Thursday, March 26, 2009

A Legal Repeat Of the 1930's?

TW: As you may recall, the SCOTUS threw serious wrenches in the FDR New Deal policies in the mid-30's declaring many attributes of his programs unconstitutional. It was iffy for awhile whether social security would survive a court made up of very conservative cro-magnons judicial appointees leftover from the Taft/Wilson/Harding/Coolidge/Hoover period. The infamous court packing crisis resulted whereby FDR threatened to expand the number of justices from 9 to 11 in order to alter the majority view.

Some are speculating Obama may run into similar constraints dealing with the current SCOTUS now composed largely of increasingly conservative Republican appointees. The last 30 years have been the longest heyday for laissez-faire since the 1920's (things crashed after that period too, wonder why?) and the longest stretch of conservative judicial appointments as well. A collision is likely.

From Newsweek:
"...From the TARP bank bailout, to climate change "cap and trade," to health-care reform, new laws could face an array of judicial doctrines recently honed by conservative lawyers.

...In fact, for most American of history, this alignment has been the norm. From the time Thomas Jefferson faced an array of Federalist judges, the unelected third branch has tended to be more conservative, more protective of private property, than the elected branches...In the early 20th century, the Supreme Court blocked Progressive Era laws, such as the minimum wage for women and limitations on working hours. It began to strike down key New Deal laws, too, until Franklin Roosevelt threatened to pack the bench by expanding the number of justices.
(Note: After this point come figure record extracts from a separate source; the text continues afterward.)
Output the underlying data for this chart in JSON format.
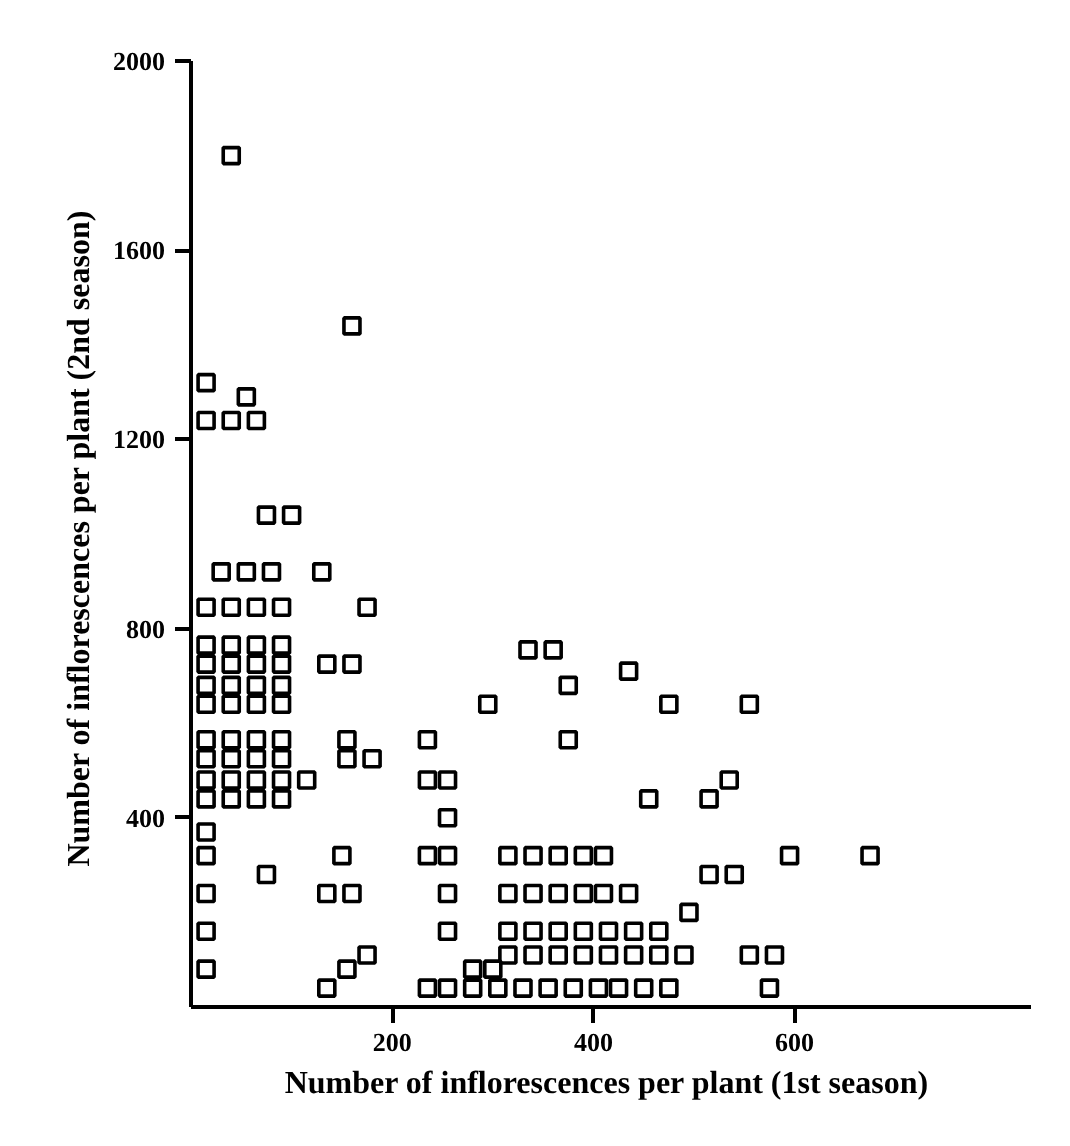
{
  "chart_data": {
    "type": "scatter",
    "xlabel": "Number of inflorescences per plant  (1st season)",
    "ylabel": "Number of inflorescences per plant  (2nd season)",
    "x": [
      40,
      160,
      15,
      55,
      15,
      40,
      65,
      75,
      100,
      30,
      55,
      80,
      130,
      15,
      40,
      65,
      90,
      175,
      15,
      40,
      65,
      90,
      335,
      360,
      435,
      15,
      40,
      65,
      90,
      135,
      160,
      15,
      40,
      65,
      90,
      375,
      15,
      40,
      65,
      90,
      295,
      475,
      555,
      15,
      40,
      65,
      90,
      155,
      235,
      375,
      15,
      40,
      65,
      90,
      155,
      180,
      15,
      40,
      65,
      90,
      115,
      235,
      255,
      535,
      15,
      40,
      65,
      90,
      455,
      515,
      255,
      15,
      15,
      150,
      235,
      255,
      315,
      340,
      365,
      390,
      410,
      595,
      675,
      75,
      515,
      540,
      15,
      135,
      160,
      255,
      315,
      340,
      365,
      390,
      410,
      435,
      495,
      15,
      255,
      315,
      340,
      365,
      390,
      415,
      440,
      465,
      175,
      315,
      340,
      365,
      390,
      415,
      440,
      465,
      490,
      555,
      580,
      15,
      155,
      280,
      300,
      135,
      235,
      255,
      280,
      305,
      330,
      355,
      380,
      405,
      425,
      450,
      475,
      575
    ],
    "values": [
      1800,
      1440,
      1320,
      1290,
      1240,
      1240,
      1240,
      1040,
      1040,
      920,
      920,
      920,
      920,
      845,
      845,
      845,
      845,
      845,
      765,
      765,
      765,
      765,
      755,
      755,
      710,
      725,
      725,
      725,
      725,
      725,
      725,
      680,
      680,
      680,
      680,
      680,
      640,
      640,
      640,
      640,
      640,
      640,
      640,
      565,
      565,
      565,
      565,
      565,
      565,
      565,
      525,
      525,
      525,
      525,
      525,
      525,
      480,
      480,
      480,
      480,
      480,
      480,
      480,
      480,
      440,
      440,
      440,
      440,
      440,
      440,
      400,
      370,
      320,
      320,
      320,
      320,
      320,
      320,
      320,
      320,
      320,
      320,
      320,
      280,
      280,
      280,
      240,
      240,
      240,
      240,
      240,
      240,
      240,
      240,
      240,
      240,
      200,
      160,
      160,
      160,
      160,
      160,
      160,
      160,
      160,
      160,
      110,
      110,
      110,
      110,
      110,
      110,
      110,
      110,
      110,
      110,
      110,
      80,
      80,
      80,
      80,
      40,
      40,
      40,
      40,
      40,
      40,
      40,
      40,
      40,
      40,
      40,
      40,
      40
    ],
    "color": "#000000",
    "marker": "square",
    "xlim": [
      0,
      835
    ],
    "ylim": [
      0,
      2000
    ],
    "xticks": [
      200,
      400,
      600
    ],
    "yticks": [
      400,
      800,
      1200,
      1600,
      2000
    ],
    "grid": false
  }
}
When the court abruptly started to uphold FDR's laws, wags dubbed it "the switch in time that saved nine." The era marked by Chief Justice Earl Warren, when liberal federal judges sometimes raced ahead of the public and political leaders, was something of a fluke that lasted only about two decades.

For the past quarter century, the courts have been conservative, but so has the government. Few new sweeping regulatory schemes became law. Now the Roberts Court has tilted markedly more conservative than the Rehnquist Court—at the same time the voters elected a more liberal set of politicians than they had in half a century.

...Challenges to TARP, which gives vague powers to the executive branch, may unfold soon. If banks are nationalized, shareholders may assert they have been unfairly deprived of the value of their investments. Other goals, such as health-care reform and climate-change curbs, inevitably involve a blizzard of new rules, mandates and taxes. These will face challenges from businesses, who have found a sympathetic hearing in many recent cases. As law professor Jeffrey Rosen points out, of 14 antitrust cases heard by the court over the past two terms, business won every time. Conservatives increasingly cite the limits of the Constitution's "commerce clause," or states rights, to blunt federal action.

...In some ways, the biggest battles will be over doctrine—over the meaning of the Constitution and how to interpret it. Once, liberals like Justice William Brennan relied on what he called a flexible "living Constitution." In response, conservatives argued for relying on the original intent of the Founders and decried "activist judges." Now debates have turned topsy-turvy. Arguably the most visible advocates of a "living Constitution" are John Yoo and Dick Cheney, who claim it gives the president nearly unlimited power, while liberals are more likely to quote Madison and Hamilton on checks and balances. Justice Stephen Breyer, in his book "Active Liberty," argued that the Constitution at its heart seeks to boost the participation of citizens in their government. This deference to the idea of democracy may give room to uphold energetic new statutes. Faced with the prospect of courts far more likely to strike down liberal laws, many progressives may again embrace the virtues of "judicial restraint."